Tolowa



ETHNONYMS: Talawa, Tah-le-wah

The Tolowa are an American Indian group numbering about two hundred whose ancestors in the early nineteenth century numbered about twenty-four hundred and were located in the Pacific coast region from the Oregon boundary of California south to Wilson Creek. In 1850 the California gold rush reached the Tolowa area, and in the latter part of the century the Tolowa population was decimated by measles and cholera. Subsequently, they were removed to small Reservations and rancherias where most intermarried with other North American Indian groups.
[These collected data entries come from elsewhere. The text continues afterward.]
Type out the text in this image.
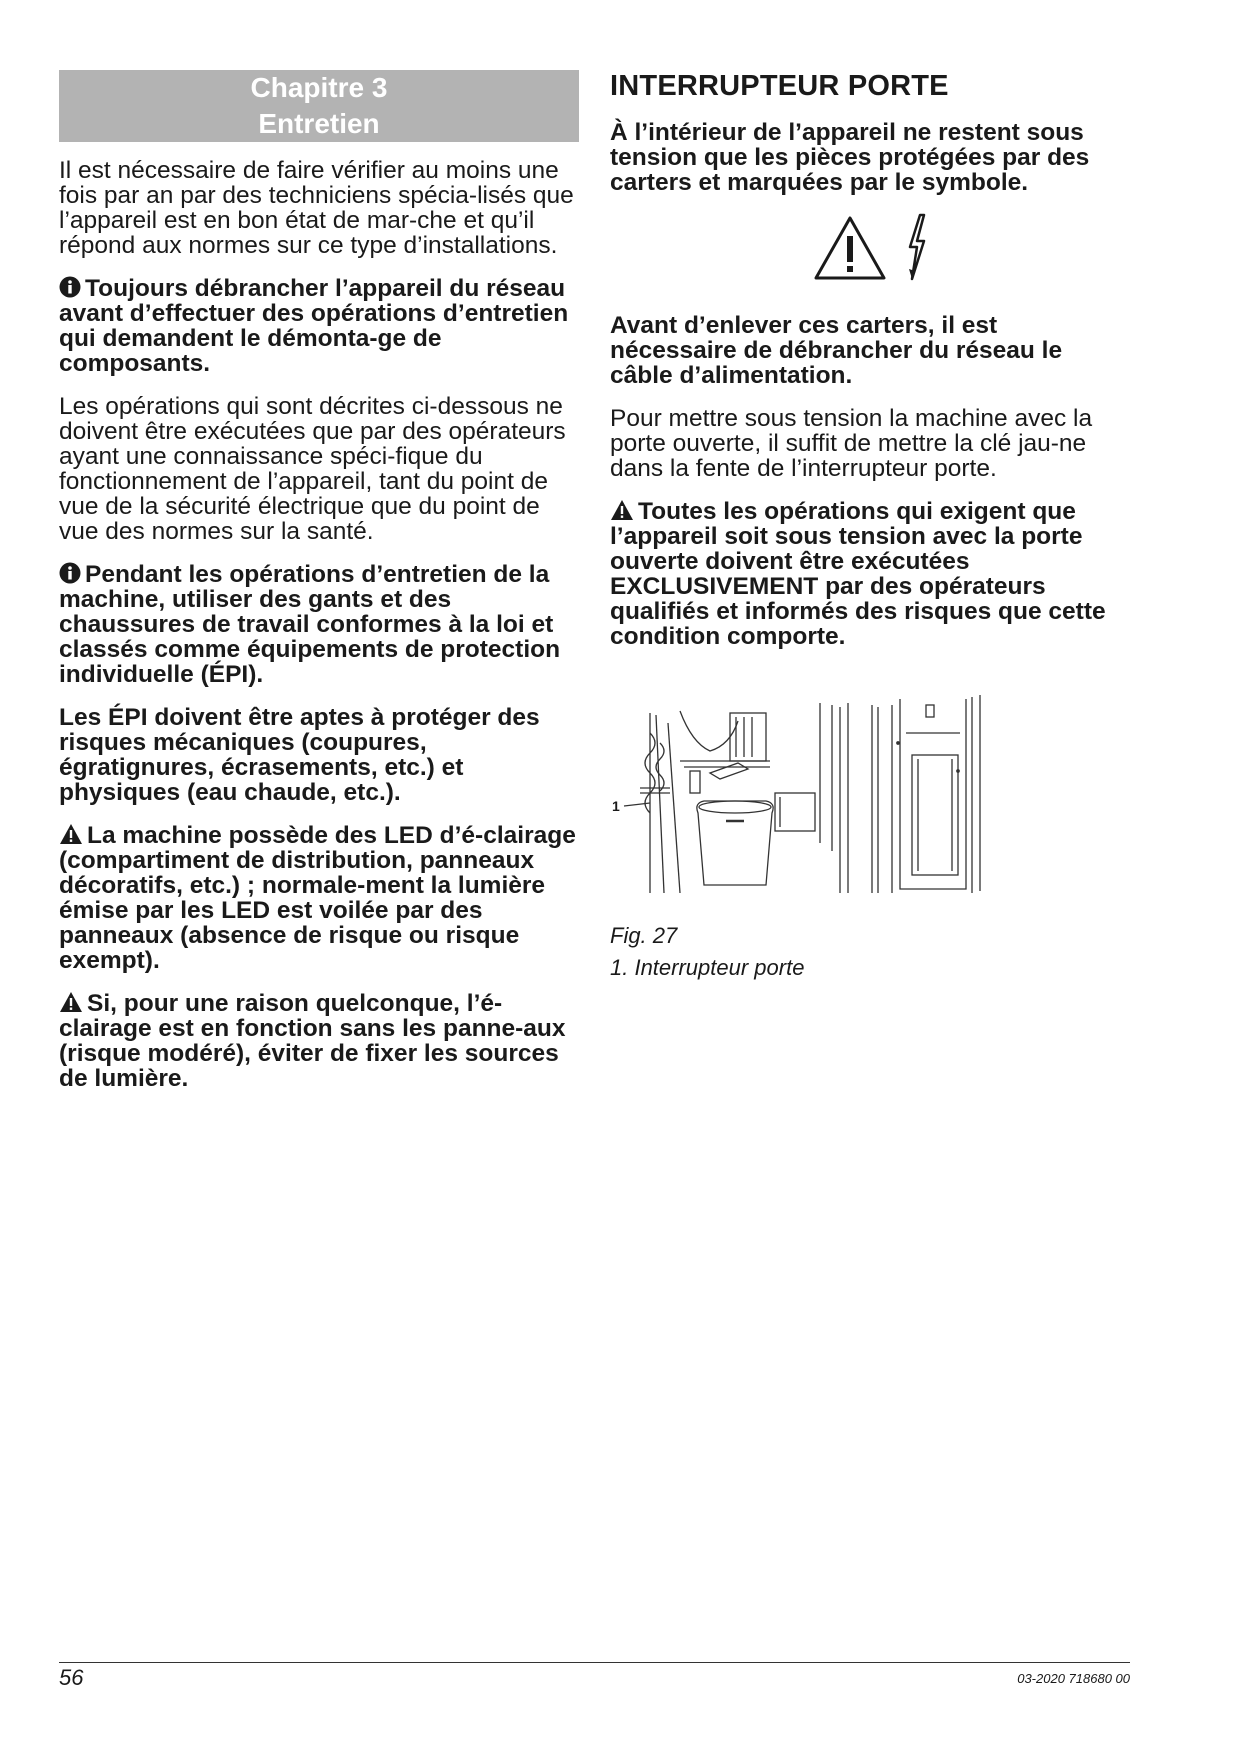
Chapitre 3
Entretien

Il est nécessaire de faire vérifier au moins une fois par an par des techniciens spécia-lisés que l’appareil est en bon état de mar-che et qu’il répond aux normes sur ce type d’installations.

Toujours débrancher l’appareil du réseau avant d’effectuer des opérations d’entretien qui demandent le démonta-ge de composants.

Les opérations qui sont décrites ci-dessous ne doivent être exécutées que par des opérateurs ayant une connaissance spéci-fique du fonctionnement de l’appareil, tant du point de vue de la sécurité électrique que du point de vue des normes sur la santé.

Pendant les opérations d’entretien de la machine, utiliser des gants et des chaussures de travail conformes à la loi et classés comme équipements de protection individuelle (ÉPI).

Les ÉPI doivent être aptes à protéger des risques mécaniques (coupures, égratignures, écrasements, etc.) et physiques (eau chaude, etc.).

La machine possède des LED d’é-clairage (compartiment de distribution, panneaux décoratifs, etc.) ; normale-ment la lumière émise par les LED est voilée par des panneaux (absence de risque ou risque exempt).

Si, pour une raison quelconque, l’é-clairage est en fonction sans les panne-aux (risque modéré), éviter de fixer les sources de lumière.

INTERRUPTEUR PORTE

À l’intérieur de l’appareil ne restent sous tension que les pièces protégées par des carters et marquées par le symbole.

Avant d’enlever ces carters, il est nécessaire de débrancher du réseau le câble d’alimentation.

Pour mettre sous tension la machine avec la porte ouverte, il suffit de mettre la clé jau-ne dans la fente de l’interrupteur porte.

Toutes les opérations qui exigent que l’appareil soit sous tension avec la porte ouverte doivent être exécutées EXCLUSIVEMENT par des opérateurs qualifiés et informés des risques que cette condition comporte.

1

Fig. 27

1. Interrupteur porte

56	03-2020 718680 00
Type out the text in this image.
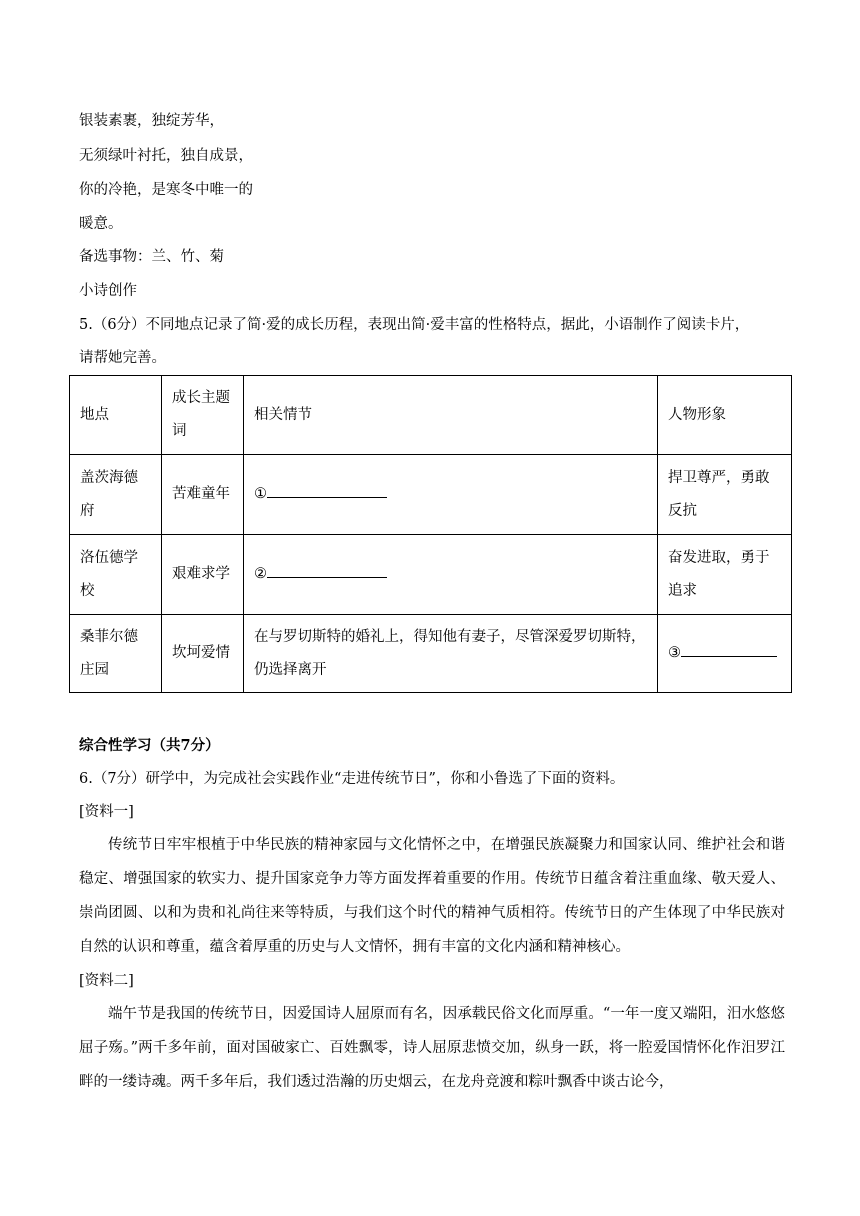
银装素裹，独绽芳华，
无须绿叶衬托，独自成景，
你的冷艳，是寒冬中唯一的
暖意。
备选事物：兰、竹、菊
小诗创作
5.（6分）不同地点记录了简·爱的成长历程，表现出简·爱丰富的性格特点，据此，小语制作了阅读卡片，
请帮她完善。
地点	成长主题词	相关情节	人物形象
盖茨海德府	苦难童年	①	捍卫尊严，勇敢反抗
洛伍德学校	艰难求学	②	奋发进取，勇于追求
桑菲尔德庄园	坎坷爱情	在与罗切斯特的婚礼上，得知他有妻子，尽管深爱罗切斯特，仍选择离开	③
综合性学习（共7分）
6.（7分）研学中，为完成社会实践作业“走进传统节日”，你和小鲁选了下面的资料。
[资料一]
传统节日牢牢根植于中华民族的精神家园与文化情怀之中，在增强民族凝聚力和国家认同、维护社会和谐稳定、增强国家的软实力、提升国家竞争力等方面发挥着重要的作用。传统节日蕴含着注重血缘、敬天爱人、崇尚团圆、以和为贵和礼尚往来等特质，与我们这个时代的精神气质相符。传统节日的产生体现了中华民族对自然的认识和尊重，蕴含着厚重的历史与人文情怀，拥有丰富的文化内涵和精神核心。
[资料二]
端午节是我国的传统节日，因爱国诗人屈原而有名，因承载民俗文化而厚重。“一年一度又端阳，汨水悠悠屈子殇。”两千多年前，面对国破家亡、百姓飘零，诗人屈原悲愤交加，纵身一跃，将一腔爱国情怀化作汨罗江畔的一缕诗魂。两千多年后，我们透过浩瀚的历史烟云，在龙舟竞渡和粽叶飘香中谈古论今，
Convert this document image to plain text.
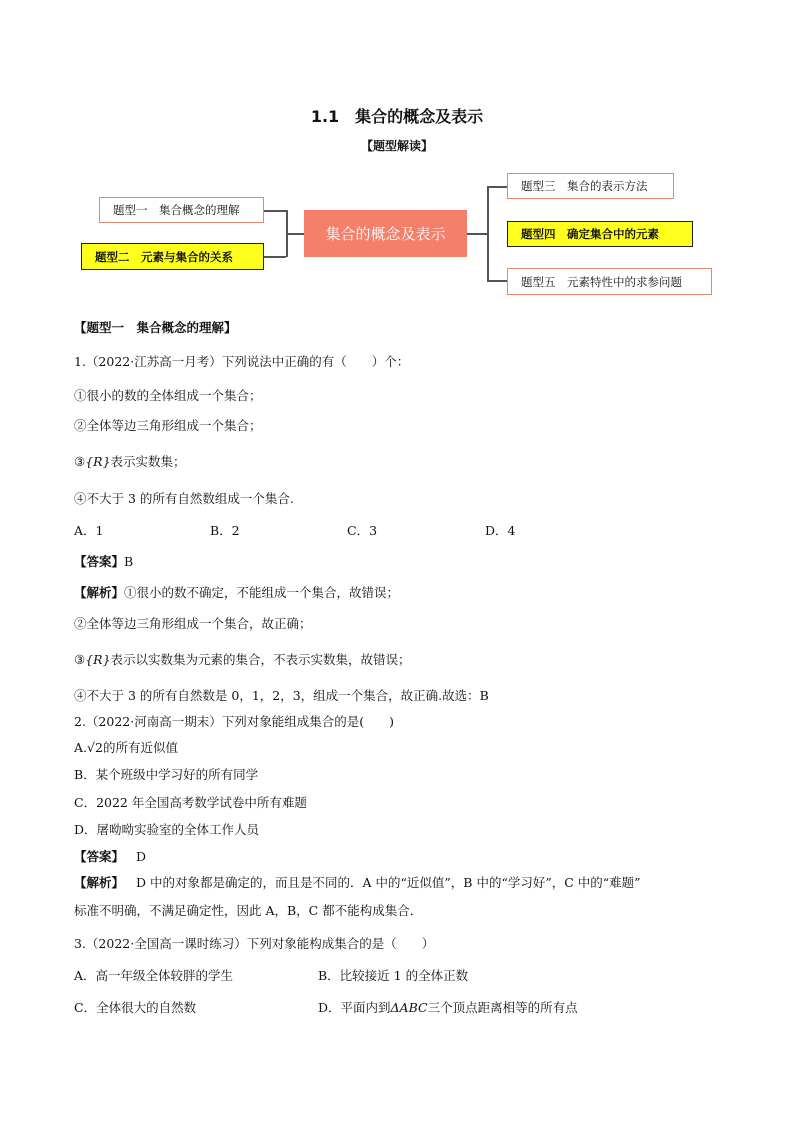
1.1　集合的概念及表示
【题型解读】
题型一　集合概念的理解
题型二　元素与集合的关系
集合的概念及表示
题型三　集合的表示方法
题型四　确定集合中的元素
题型五　元素特性中的求参问题
【题型一　集合概念的理解】
1.（2022·江苏高一月考）下列说法中正确的有（　　）个：
①很小的数的全体组成一个集合；
②全体等边三角形组成一个集合；
③{R}表示实数集；
④不大于 3 的所有自然数组成一个集合.
A．1	B．2	C．3	D．4
【答案】B
【解析】①很小的数不确定，不能组成一个集合，故错误；
②全体等边三角形组成一个集合，故正确；
③{R}表示以实数集为元素的集合，不表示实数集，故错误；
④不大于 3 的所有自然数是 0，1，2，3，组成一个集合，故正确.故选：B
2.（2022·河南高一期末）下列对象能组成集合的是(　　)
A.√2的所有近似值
B．某个班级中学习好的所有同学
C．2022 年全国高考数学试卷中所有难题
D．屠呦呦实验室的全体工作人员
【答案】 D
【解析】 D 中的对象都是确定的，而且是不同的．A 中的“近似值”，B 中的“学习好”，C 中的“难题”
标准不明确，不满足确定性，因此 A，B，C 都不能构成集合．
3.（2022·全国高一课时练习）下列对象能构成集合的是（　　）
A．高一年级全体较胖的学生	B．比较接近 1 的全体正数
C．全体很大的自然数	D．平面内到ΔABC三个顶点距离相等的所有点
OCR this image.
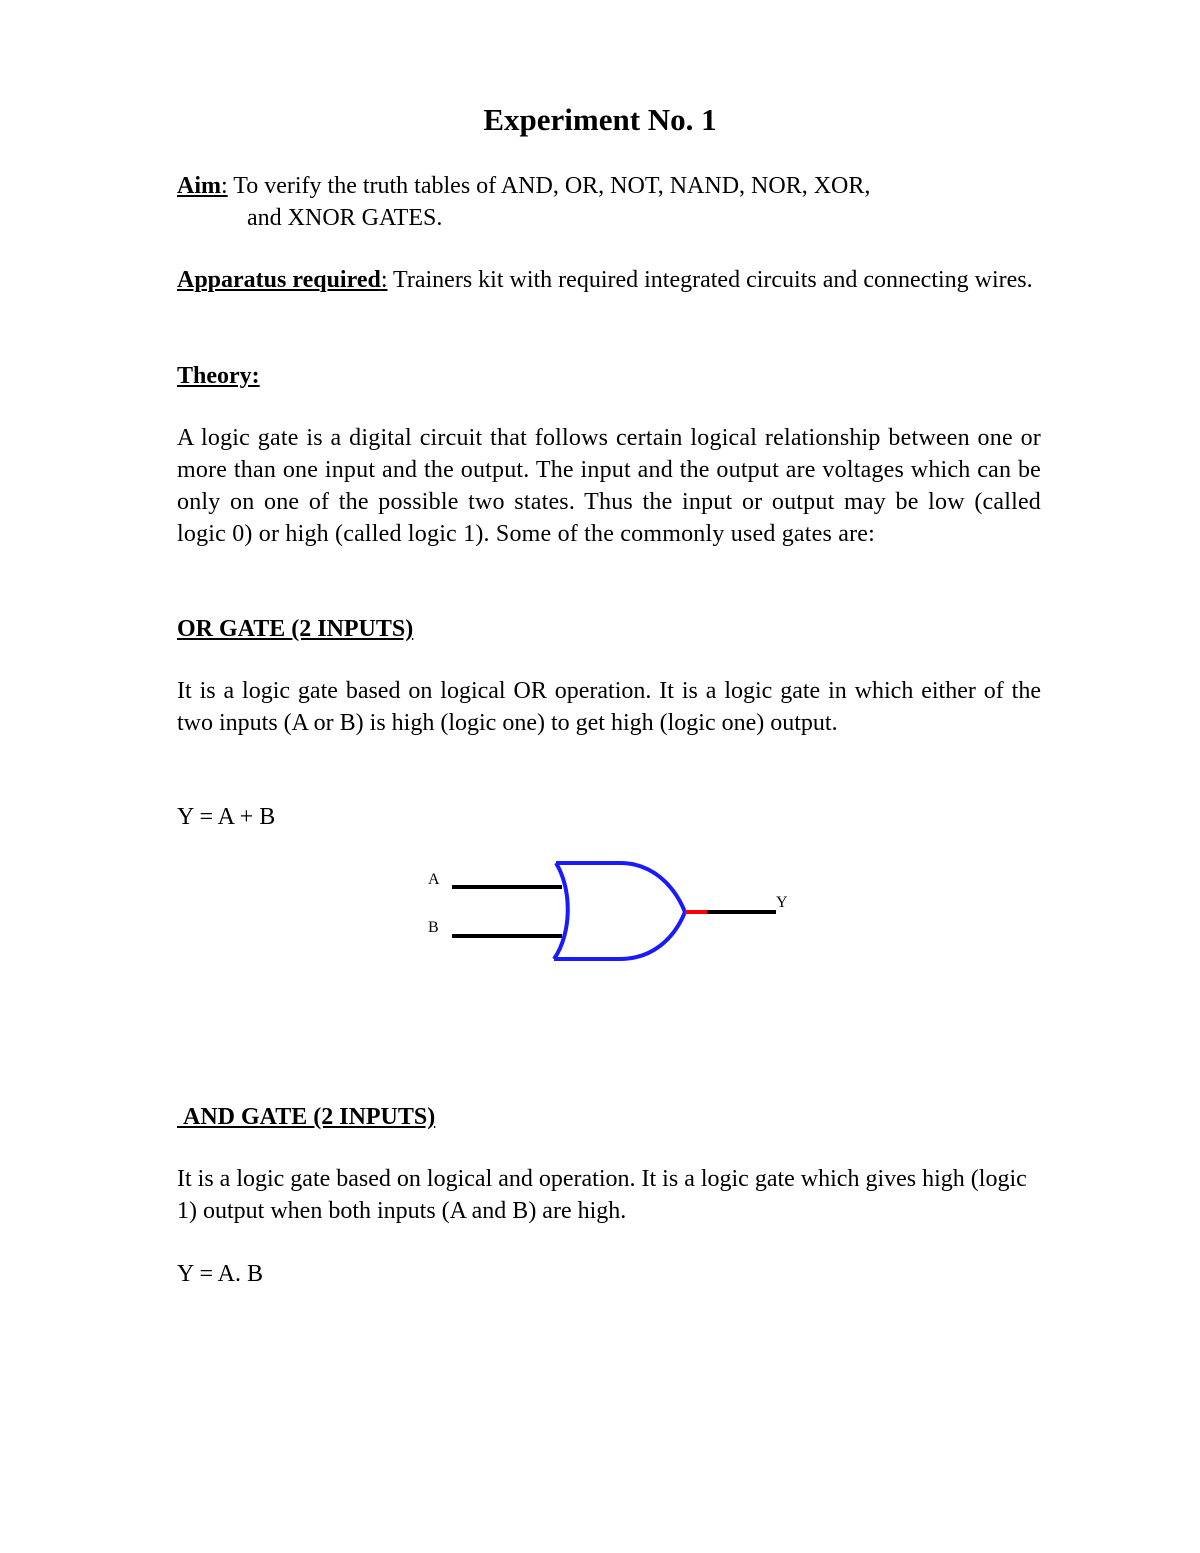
Experiment No. 1

Aim: To verify the truth tables of AND, OR, NOT, NAND, NOR, XOR,
and XNOR GATES.

Apparatus required: Trainers kit with required integrated circuits and connecting wires.

Theory:

A logic gate is a digital circuit that follows certain logical relationship between one or more than one input and the output. The input and the output are voltages which can be only on one of the possible two states. Thus the input or output may be low (called logic 0) or high (called logic 1). Some of the commonly used gates are:

OR GATE (2 INPUTS)

It is a logic gate based on logical OR operation. It is a logic gate in which either of the two inputs (A or B) is high (logic one) to get high (logic one) output.

Y = A + B

A
B
Y

AND GATE (2 INPUTS)

It is a logic gate based on logical and operation. It is a logic gate which gives high (logic 1) output when both inputs (A and B) are high.

Y = A. B
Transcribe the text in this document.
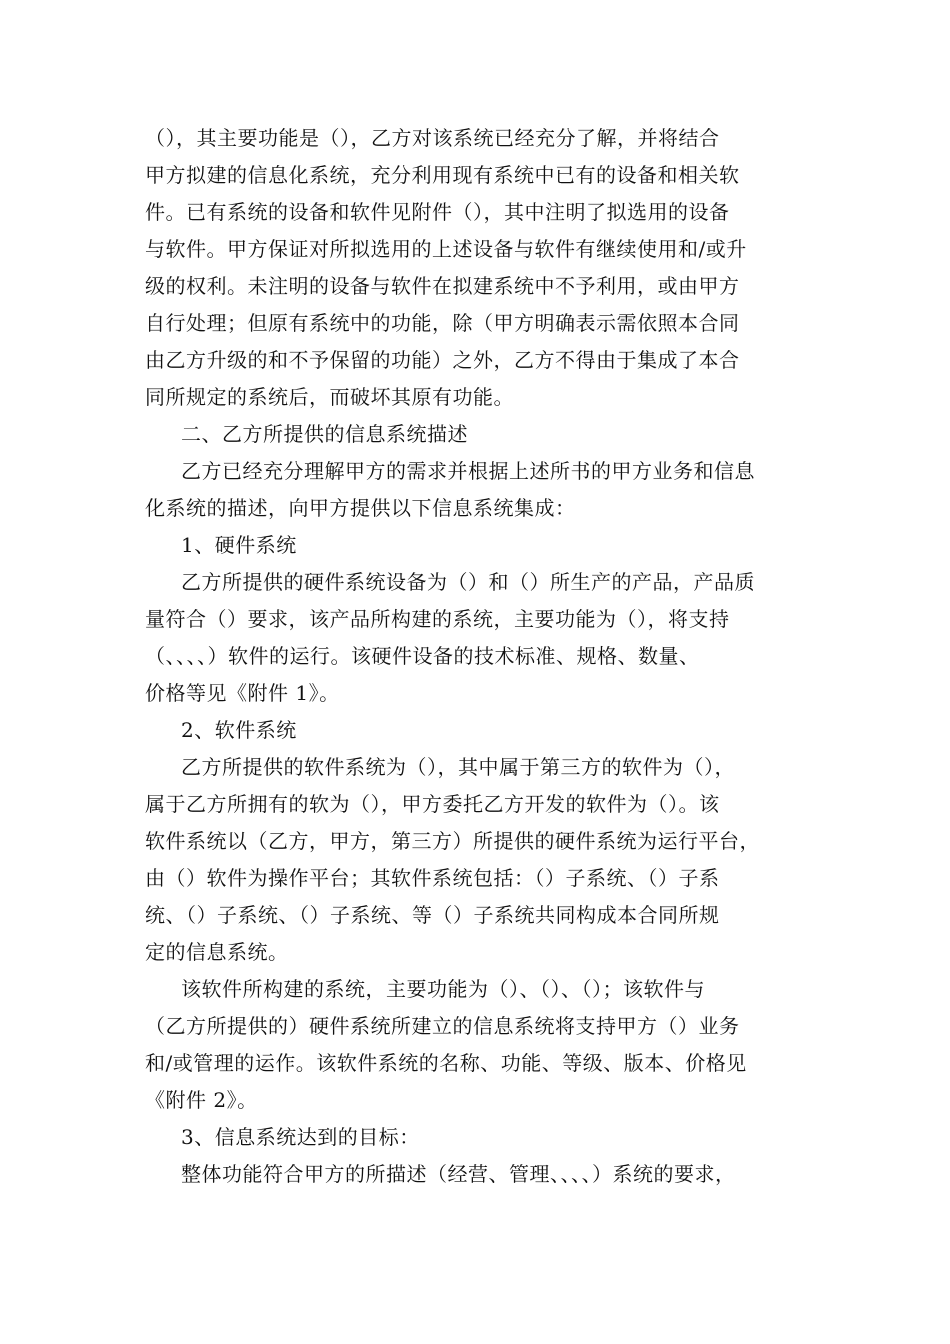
（），其主要功能是（），乙方对该系统已经充分了解，并将结合
甲方拟建的信息化系统，充分利用现有系统中已有的设备和相关软
件。已有系统的设备和软件见附件（），其中注明了拟选用的设备
与软件。甲方保证对所拟选用的上述设备与软件有继续使用和/或升
级的权利。未注明的设备与软件在拟建系统中不予利用，或由甲方
自行处理；但原有系统中的功能，除（甲方明确表示需依照本合同
由乙方升级的和不予保留的功能）之外，乙方不得由于集成了本合
同所规定的系统后，而破坏其原有功能。
二、乙方所提供的信息系统描述
乙方已经充分理解甲方的需求并根据上述所书的甲方业务和信息
化系统的描述，向甲方提供以下信息系统集成：
1、硬件系统
乙方所提供的硬件系统设备为（）和（）所生产的产品，产品质
量符合（）要求，该产品所构建的系统，主要功能为（），将支持
（、、、、）软件的运行。该硬件设备的技术标准、规格、数量、
价格等见《附件 1》。
2、软件系统
乙方所提供的软件系统为（），其中属于第三方的软件为（），
属于乙方所拥有的软为（），甲方委托乙方开发的软件为（）。该
软件系统以（乙方，甲方，第三方）所提供的硬件系统为运行平台，
由（）软件为操作平台；其软件系统包括：（）子系统、（）子系
统、（）子系统、（）子系统、等（）子系统共同构成本合同所规
定的信息系统。
该软件所构建的系统，主要功能为（）、（）、（）；该软件与
（乙方所提供的）硬件系统所建立的信息系统将支持甲方（）业务
和/或管理的运作。该软件系统的名称、功能、等级、版本、价格见
《附件 2》。
3、信息系统达到的目标：
整体功能符合甲方的所描述（经营、管理、、、、）系统的要求，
The Tolowa spoke an Athapaskan language and were a fishing and gathering people. Traditionally, in the summers on the coast the Tolowa fished for smelt and hunted sea mammals from forty-foot redwood canoes; in the autumn they moved inland to temporary camps where they fished for salmon and gathered acorns. Prestige was gained through the accumulation of wealth, consisting primarily of obsidian knives, headdresses of red-headed woodpecker scalps and dentalium shell bead necklaces; the wealthiest man in a Village was usually its headman.

The important religious ceremonies of the Tolowa were connected with catching the season's first salmon, smelt, or sea lion. Both men and women could serve as shamans and cured the sick by dancing, trancing, magical formulas, and sucking the sources of evil out of the afflicted. The dead were wrapped in tule mats and buried along with shell beads and other objects.

Bibliography

Drucker, Philip (1937). The Tolowa and Their Southwestern Oregon Kin. University of California Publications in American Archaeology and Ethnology 36, 221-300. Berkeley.

Gould, Richard (1968). "Seagoing Canoes among the Indians of Northwestern California." Ethnohistory 15:11-42.